New researcher shows static electricity made the airship explode

Mar 5, 2013 06:20 GMT  ·  By

Back in 1937 (on May 6, to be more precise), the German passenger airship LZ 129 Hindenburg caught fire and got blown to smithereens while trying to dock at the Lakehurst Naval Air Station. The incident translated into the death of 35 people, both passengers and crew members.

Recent news on this topic says that, roughly 76 years after this catastrophe took place, researchers finally managed to pin down the most likely cause for this historic accident.

Long story short: the specialists who took the time to investigate this issue maintain that the airship somehow flew into a thunderstorm, the result being that it got charged with static electricity.

Furthermore, they believe that either a broken wire or a sticking valve kept leaking hydrogen into the airship's ventilation shafts, and that once the hydrogen leaking at the tail of the ship became acquainted with a spark caused by the static electricity the explosion took place.

Daily Mail quotes airship historian Dan Grossman, who made a case of how, “I think you had massive distribution of hydrogen throughout the aft half of the ship; you had an ignition source pull down into the ship, and that whole back portion of the ship went up almost at once.”

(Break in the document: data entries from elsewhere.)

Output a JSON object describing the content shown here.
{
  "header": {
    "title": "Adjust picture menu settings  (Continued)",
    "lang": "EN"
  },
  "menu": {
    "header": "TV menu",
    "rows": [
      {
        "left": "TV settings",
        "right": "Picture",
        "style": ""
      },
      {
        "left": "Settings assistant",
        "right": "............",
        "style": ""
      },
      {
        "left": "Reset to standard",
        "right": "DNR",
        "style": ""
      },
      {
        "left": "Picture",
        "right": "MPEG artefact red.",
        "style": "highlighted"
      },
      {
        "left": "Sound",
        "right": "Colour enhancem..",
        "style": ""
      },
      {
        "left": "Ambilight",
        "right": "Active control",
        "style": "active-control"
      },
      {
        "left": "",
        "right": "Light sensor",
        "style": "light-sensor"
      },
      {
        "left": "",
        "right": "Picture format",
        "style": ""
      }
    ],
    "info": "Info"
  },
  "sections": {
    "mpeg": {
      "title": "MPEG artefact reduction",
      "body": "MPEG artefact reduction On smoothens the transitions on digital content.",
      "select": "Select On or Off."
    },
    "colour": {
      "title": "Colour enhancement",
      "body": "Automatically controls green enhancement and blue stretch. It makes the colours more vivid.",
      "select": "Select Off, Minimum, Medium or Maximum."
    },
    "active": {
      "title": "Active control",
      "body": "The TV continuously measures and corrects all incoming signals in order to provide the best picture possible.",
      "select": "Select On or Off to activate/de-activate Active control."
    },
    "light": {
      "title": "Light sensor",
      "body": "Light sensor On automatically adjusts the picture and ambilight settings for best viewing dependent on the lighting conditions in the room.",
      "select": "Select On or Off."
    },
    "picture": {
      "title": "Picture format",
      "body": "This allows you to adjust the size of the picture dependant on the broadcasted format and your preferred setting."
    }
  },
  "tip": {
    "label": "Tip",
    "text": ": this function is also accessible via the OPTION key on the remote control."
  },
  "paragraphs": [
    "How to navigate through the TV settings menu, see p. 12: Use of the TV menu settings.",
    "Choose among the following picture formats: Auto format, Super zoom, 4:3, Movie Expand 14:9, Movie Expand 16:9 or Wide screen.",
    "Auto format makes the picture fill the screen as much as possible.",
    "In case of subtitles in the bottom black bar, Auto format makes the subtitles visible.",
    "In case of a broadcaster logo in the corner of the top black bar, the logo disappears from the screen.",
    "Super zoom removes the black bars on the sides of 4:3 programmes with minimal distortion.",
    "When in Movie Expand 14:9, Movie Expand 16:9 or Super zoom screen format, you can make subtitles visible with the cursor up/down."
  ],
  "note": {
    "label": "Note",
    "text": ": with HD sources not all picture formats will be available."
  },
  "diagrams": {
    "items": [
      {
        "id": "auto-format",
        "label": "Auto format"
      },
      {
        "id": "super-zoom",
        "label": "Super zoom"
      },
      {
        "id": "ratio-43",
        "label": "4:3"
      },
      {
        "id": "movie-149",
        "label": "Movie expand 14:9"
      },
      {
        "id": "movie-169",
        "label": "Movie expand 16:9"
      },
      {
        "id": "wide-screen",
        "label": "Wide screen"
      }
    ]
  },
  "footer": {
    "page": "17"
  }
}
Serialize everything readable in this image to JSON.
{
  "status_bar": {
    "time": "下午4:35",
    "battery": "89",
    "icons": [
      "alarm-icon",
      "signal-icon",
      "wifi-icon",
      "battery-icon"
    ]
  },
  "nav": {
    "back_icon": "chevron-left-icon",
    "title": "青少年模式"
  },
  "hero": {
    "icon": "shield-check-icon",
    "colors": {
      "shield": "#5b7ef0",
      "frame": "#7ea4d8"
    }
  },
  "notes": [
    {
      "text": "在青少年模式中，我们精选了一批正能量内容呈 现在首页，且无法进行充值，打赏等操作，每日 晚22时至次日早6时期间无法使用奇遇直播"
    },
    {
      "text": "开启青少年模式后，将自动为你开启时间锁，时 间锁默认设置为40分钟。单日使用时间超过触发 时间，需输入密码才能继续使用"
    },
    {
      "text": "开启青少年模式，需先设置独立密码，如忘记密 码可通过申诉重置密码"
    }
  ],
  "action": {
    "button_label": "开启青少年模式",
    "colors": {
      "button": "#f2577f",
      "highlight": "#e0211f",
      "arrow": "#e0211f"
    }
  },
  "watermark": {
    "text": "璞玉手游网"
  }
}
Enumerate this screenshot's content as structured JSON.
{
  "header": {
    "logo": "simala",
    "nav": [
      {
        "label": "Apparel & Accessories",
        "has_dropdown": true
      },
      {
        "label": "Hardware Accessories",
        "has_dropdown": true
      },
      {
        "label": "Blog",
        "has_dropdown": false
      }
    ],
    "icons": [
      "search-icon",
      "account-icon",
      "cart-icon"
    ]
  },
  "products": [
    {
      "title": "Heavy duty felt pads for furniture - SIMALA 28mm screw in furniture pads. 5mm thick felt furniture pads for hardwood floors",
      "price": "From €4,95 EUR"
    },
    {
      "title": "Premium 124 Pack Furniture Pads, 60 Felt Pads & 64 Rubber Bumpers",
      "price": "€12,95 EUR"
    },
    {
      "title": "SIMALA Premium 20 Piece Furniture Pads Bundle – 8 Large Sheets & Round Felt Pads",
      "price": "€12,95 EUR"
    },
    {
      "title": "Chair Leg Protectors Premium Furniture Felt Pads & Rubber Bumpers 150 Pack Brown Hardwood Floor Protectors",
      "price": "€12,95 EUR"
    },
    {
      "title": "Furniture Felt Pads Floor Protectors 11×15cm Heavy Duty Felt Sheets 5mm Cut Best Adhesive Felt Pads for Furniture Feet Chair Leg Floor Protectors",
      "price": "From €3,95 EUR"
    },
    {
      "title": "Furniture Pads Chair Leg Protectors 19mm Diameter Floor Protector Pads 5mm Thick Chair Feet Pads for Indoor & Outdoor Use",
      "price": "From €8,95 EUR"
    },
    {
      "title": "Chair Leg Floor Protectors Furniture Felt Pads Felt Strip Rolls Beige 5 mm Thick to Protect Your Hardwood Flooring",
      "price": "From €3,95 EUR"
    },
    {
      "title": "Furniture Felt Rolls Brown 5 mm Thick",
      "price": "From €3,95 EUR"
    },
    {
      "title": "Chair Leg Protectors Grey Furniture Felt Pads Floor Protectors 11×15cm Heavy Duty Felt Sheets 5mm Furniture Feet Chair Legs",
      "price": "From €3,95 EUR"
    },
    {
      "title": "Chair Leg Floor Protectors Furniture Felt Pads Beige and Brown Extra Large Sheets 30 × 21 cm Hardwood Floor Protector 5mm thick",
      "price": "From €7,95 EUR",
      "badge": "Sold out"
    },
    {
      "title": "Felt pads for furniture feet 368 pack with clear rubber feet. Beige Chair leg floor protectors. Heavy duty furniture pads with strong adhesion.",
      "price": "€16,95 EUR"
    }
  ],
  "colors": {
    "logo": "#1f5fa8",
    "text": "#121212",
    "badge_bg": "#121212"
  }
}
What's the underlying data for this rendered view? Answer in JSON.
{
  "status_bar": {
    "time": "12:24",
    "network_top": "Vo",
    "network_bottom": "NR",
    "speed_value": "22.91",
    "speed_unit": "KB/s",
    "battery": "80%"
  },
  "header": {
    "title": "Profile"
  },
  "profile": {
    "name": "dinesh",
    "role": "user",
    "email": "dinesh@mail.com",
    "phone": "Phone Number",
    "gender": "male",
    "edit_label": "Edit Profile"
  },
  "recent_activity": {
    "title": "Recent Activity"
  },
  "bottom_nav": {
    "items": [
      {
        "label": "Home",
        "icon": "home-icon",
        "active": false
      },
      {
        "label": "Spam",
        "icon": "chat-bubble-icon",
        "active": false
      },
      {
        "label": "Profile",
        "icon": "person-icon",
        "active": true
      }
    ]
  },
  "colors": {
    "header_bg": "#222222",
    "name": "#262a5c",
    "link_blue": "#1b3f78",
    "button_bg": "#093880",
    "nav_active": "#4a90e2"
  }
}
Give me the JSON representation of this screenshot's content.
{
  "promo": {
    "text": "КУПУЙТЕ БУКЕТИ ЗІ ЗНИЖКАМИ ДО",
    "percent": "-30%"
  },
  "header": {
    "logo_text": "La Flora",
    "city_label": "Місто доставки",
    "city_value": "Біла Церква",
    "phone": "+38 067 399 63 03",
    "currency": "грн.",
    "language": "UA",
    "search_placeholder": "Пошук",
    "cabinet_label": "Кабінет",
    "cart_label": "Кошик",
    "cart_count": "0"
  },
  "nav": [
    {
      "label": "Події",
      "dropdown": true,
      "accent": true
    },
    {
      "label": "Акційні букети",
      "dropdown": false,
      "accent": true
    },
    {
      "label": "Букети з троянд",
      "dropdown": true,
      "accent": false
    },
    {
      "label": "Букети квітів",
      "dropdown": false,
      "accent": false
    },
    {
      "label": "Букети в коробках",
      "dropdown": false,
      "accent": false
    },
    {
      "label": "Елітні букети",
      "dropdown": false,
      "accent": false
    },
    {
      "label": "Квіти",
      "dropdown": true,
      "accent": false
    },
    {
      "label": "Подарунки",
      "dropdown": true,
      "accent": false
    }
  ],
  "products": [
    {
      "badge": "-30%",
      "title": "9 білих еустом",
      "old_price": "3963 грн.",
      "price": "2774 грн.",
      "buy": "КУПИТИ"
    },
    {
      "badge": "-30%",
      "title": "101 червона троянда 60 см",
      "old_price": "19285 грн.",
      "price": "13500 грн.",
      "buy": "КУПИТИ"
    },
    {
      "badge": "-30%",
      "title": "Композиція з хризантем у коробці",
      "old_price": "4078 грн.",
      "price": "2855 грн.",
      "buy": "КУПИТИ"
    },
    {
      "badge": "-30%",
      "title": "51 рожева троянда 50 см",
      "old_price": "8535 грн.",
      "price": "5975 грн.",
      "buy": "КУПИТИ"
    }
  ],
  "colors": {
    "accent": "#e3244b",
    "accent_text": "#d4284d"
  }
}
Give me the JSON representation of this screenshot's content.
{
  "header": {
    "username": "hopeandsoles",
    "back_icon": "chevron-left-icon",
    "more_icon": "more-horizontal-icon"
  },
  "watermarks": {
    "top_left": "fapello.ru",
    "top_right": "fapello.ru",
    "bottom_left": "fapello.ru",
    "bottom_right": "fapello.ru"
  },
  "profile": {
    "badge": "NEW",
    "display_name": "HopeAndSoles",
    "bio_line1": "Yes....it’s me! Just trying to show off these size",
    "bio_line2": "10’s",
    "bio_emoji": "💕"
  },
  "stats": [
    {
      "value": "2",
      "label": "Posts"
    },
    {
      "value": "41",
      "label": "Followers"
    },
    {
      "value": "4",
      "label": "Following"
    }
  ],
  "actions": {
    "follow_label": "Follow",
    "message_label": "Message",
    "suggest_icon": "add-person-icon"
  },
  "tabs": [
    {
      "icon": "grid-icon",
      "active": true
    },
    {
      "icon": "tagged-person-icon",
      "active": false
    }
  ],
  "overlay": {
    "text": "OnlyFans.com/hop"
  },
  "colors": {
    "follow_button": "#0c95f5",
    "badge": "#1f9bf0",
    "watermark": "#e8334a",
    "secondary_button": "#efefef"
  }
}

In order to reach these conclusions concerning what caused the Hindenburg disaster, Jem Stansfield, a British aeronautical engineer, and several others specialists went through the trouble of collecting and analyzing as many eyewitness reports as possible.

By the looks of it, this allowed them to piece together various scenarios which involved the use of scale models of this airship and which allowed them to rule out the idea that the Hindenburg disaster was not so much an accident as it was the result of a terrorist attack.

A full documentary concerning the Hindenburg catastrophe and its being caused by static electricity is to be aired on Channel 4 in Britain this coming Thursday.